One of the most fascinating things about language is that it is a living thing. Like all living things, it changes and evolves. We seem to be experiencing a rapid period of change in our use of language at present. I don’t think that this means that it is in terminal decline. What will emerge will be a new set of ‘rules’. (How the rules change over time can be demonstrated by consulting early editions of Fowler’s Modern English Usage.) The reasons for the present shifts in usage seem to me to be complex: Some can indeed be blamed on ‘poor’ education, but, as my grandmother’s example demonstrates, adopting a lifelong reading habit is the most effective way of understanding language and using it well; some owe themselves to a rapid influx of imported words and sayings, predominantly (such is the power of media) from the USA; some happen because the speaker (e.g. Mr Gove), although well-educated, does not take care to present a series of related thoughts in a logical sequence. As any writer knows, when you have something complex to convey, crafting a series of short, simple sentences may be the best approach to take. Of course, we need to pay attention to these things, but above all we need to guard against allowing the lifeblood to be drained from our speech by becoming too ‘PC’. I’m not talking about being rude or slanderous, but, like my grandmother, we must continue to harness the power of the language itself to convey our true opinions, not hide behind some anaemic gobbledygook that has been dreamed up by the thought police, or politicians!

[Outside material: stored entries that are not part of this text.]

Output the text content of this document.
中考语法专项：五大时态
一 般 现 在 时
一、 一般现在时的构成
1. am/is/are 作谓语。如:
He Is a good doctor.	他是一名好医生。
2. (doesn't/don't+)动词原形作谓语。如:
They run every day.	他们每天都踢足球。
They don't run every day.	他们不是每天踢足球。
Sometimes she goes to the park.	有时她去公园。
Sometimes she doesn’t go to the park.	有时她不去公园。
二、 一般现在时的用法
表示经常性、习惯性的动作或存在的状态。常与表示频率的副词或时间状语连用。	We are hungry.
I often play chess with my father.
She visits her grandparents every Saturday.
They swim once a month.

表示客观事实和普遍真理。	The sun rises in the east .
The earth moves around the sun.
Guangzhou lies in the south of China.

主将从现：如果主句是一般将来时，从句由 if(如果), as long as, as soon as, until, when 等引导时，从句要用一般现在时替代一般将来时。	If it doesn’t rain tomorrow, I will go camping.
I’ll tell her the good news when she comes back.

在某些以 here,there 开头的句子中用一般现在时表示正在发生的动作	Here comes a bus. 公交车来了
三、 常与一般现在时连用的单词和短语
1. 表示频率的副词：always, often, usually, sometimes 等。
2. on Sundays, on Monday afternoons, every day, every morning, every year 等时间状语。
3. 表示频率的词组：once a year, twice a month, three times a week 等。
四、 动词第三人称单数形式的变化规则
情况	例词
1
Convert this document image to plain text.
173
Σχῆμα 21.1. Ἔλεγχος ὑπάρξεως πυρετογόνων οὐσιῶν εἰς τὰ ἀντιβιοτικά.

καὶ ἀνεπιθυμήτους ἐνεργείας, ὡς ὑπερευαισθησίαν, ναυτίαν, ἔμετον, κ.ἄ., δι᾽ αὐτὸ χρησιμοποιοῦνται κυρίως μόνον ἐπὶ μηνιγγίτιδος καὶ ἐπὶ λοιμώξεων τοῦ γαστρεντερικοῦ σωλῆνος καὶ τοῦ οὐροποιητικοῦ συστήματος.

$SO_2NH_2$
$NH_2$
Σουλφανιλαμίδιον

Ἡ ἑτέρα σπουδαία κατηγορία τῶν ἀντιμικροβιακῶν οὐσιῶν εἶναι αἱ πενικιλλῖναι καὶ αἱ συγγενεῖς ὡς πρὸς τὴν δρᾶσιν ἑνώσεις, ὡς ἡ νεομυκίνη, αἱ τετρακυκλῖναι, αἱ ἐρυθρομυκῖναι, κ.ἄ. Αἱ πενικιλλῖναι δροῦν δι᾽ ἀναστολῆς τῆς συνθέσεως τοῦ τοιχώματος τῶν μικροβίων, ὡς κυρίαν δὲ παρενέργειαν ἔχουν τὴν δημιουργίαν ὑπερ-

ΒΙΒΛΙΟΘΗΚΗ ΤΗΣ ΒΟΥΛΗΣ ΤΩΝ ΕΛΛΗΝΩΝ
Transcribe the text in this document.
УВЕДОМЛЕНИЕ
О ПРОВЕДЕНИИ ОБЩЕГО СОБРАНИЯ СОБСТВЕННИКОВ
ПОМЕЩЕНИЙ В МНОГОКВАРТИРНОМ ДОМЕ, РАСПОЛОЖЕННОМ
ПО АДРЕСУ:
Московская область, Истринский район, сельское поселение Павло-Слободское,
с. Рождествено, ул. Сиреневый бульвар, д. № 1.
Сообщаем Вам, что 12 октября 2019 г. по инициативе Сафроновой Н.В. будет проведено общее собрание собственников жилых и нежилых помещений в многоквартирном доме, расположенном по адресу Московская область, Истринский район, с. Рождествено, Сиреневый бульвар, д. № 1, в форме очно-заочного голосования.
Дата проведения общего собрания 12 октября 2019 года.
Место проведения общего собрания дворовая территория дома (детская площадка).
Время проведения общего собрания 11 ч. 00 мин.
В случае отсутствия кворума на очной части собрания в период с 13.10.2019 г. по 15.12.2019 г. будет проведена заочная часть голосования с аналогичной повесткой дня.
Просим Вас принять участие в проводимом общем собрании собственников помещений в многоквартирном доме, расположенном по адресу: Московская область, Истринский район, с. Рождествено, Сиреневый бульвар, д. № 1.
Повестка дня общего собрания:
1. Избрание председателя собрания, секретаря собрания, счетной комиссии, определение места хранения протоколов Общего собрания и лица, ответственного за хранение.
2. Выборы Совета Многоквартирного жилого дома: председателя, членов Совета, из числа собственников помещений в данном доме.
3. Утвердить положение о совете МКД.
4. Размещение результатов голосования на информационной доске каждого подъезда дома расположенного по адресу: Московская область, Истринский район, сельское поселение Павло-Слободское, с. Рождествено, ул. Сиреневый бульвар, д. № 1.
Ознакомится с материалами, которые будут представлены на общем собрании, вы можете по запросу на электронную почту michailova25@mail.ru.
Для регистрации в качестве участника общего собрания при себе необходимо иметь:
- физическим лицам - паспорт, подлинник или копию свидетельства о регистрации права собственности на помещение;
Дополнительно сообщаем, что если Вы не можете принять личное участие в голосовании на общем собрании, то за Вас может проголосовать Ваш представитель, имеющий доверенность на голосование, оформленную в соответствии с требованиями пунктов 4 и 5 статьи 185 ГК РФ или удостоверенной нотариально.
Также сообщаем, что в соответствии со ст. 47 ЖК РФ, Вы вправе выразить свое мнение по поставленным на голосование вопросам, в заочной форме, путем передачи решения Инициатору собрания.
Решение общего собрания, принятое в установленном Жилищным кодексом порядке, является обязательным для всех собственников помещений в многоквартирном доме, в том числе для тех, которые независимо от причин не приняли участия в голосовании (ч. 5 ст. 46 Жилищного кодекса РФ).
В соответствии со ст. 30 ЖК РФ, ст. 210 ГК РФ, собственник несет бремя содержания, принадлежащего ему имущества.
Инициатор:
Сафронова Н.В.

As a totally irrelevant aside, it was my grandmother who first taught me about irony. Visiting my mother one day, she announced that my Great-Uncle Arthur was in hospital with a chest infection and that my Great-Aunt Lily had ‘fallen up the steps’ on her way to see him and cracked three of her ribs. Both she and my mother were then overcome by a burst of spontaneous laughter. I was shocked at the time, but realised later that it was the irony of the situation that amused them, not poor Lily’s misfortune. Jane Austen, not herself the product of a formal education but the mistress of irony, would have smiled.
Mr. Gove, perhaps you may pontificate when you have acquired the verbal skills to do so!